BETHEL – Just in time for Valentine’s Day – or maybe a few days afterward – Bethel’s snowwoman is destined to get a heart to go with all her “sole”mates.
Musa Brown, the Bethel resident who helped knit a giant fleece scarf in 1999 for Angus, Bethel’s first world’s tallest snowman, has created a large heart from a piece of that scarf.
“I thought she needed something from Angus,” Brown said late Tuesday afternoon. “It seemed appropriate for this time of year.”
Volunteers shoveling and stomping crane-lifted snow into place with their feet have made about five layers of 4-feet-high snow, closing in on the snowwoman’s “hips.”
It is anticipated that two and then three layer-forms will be completed each day until she reaches her estimated goal of 120 feet tall, aided by Bancroft Contracting’s crane.
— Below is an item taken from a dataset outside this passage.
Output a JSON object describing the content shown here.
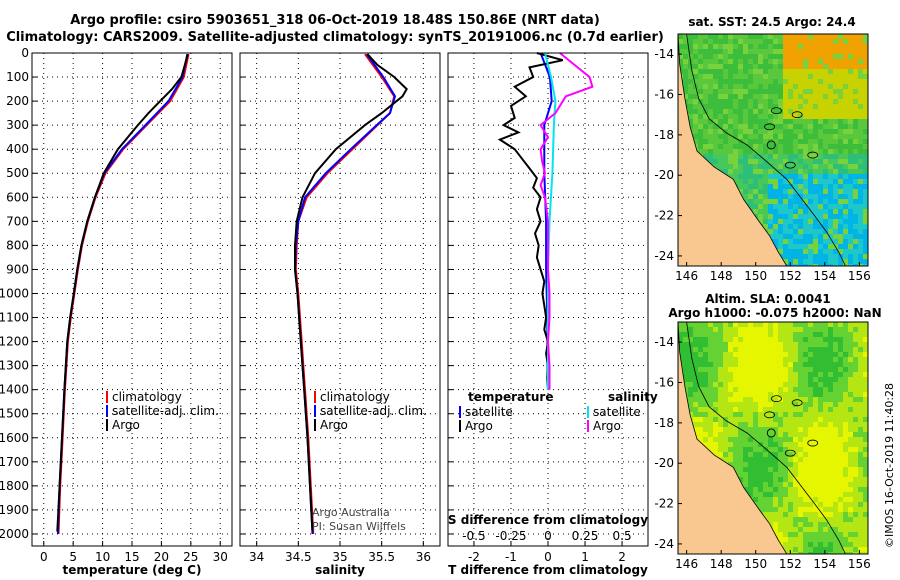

A United Rentals 120-foot-tall lift is being used to lift stompers into place and will be used to affix decorations and apparel.
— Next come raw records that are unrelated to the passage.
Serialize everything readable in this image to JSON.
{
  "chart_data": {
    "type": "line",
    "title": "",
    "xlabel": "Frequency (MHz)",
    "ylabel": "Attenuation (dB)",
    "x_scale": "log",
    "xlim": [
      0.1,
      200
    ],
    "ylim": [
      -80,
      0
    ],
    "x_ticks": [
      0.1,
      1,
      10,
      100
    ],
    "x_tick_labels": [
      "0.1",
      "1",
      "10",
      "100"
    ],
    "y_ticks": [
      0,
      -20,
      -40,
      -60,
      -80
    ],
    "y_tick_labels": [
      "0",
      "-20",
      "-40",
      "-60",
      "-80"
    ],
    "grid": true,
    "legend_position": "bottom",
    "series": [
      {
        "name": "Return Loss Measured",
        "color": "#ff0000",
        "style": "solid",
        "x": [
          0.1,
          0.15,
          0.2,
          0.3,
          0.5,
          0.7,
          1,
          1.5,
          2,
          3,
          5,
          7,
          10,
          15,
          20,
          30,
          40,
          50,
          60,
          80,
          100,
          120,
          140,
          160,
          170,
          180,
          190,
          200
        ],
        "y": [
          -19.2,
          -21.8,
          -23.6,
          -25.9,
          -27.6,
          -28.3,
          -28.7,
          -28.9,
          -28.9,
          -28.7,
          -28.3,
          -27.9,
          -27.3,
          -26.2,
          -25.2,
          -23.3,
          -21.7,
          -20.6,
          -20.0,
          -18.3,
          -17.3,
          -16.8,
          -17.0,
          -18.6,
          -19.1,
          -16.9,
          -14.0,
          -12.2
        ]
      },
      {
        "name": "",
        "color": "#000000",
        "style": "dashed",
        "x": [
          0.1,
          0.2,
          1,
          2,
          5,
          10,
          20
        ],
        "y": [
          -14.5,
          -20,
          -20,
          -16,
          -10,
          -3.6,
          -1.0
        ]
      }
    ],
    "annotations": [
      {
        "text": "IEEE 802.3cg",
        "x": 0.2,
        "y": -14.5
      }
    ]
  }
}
Brown’s stitched heart, which is embroidered to read “Angus, King of the Mountain, 1999” will be placed somewhere above the hips but below her “shoulders,” according to Robin Zinchuk, executive director of the Bethel Area Chamber of Commerce.
Brown said that when Angus melted and his scarf was retrieved, she and other women from her church cut and sewed blankets out of it for a SAD 44 collection for disaster relief.
“Making it into blankets was a wonderful idea,” she said.
One piece, however, was too small, so she saved it, then found a use for it with the snowwoman project.
“I wanted to tie them together,” Brown said of Angus and the snowwoman, who has yet to be named. A naming contest is under way by Portland radio station WBLM102.9.
Built atop a 20-foot-high snow base, she is solid right through to her core and totally snow, Zinchuk said via e-mail on Sunday afternoon.
For stomper safety, a 6-to-10-foot long center pole will be added at higher levels, but it will be pulled up as each layer is completed.
And, not only is Bethel attempting to best its 1999 world record for the tallest snowman, but Jim Mann of Mt. Mann Jewelers in Bethel has officially applied to the Guinness Book of World Records.
He’s making the snowwoman’s jewelry, a Maine mica snowflake pendant that will be 6- to 7-feet in diameter and hung around her neck from painted fire hoses. Zinchuk said Mann asked Guinness to consider it as the World’s Largest Pendant or Largest Maine Mica Pendant.
So far, the world-record book people have yet to respond.
“It sometimes takes four to six weeks to get an answer,” Zinchuk said. “It’s going to be as large or larger than the skidder-tire buttons.”
Construction on the snowwoman project is expected to be completed during the last week in February.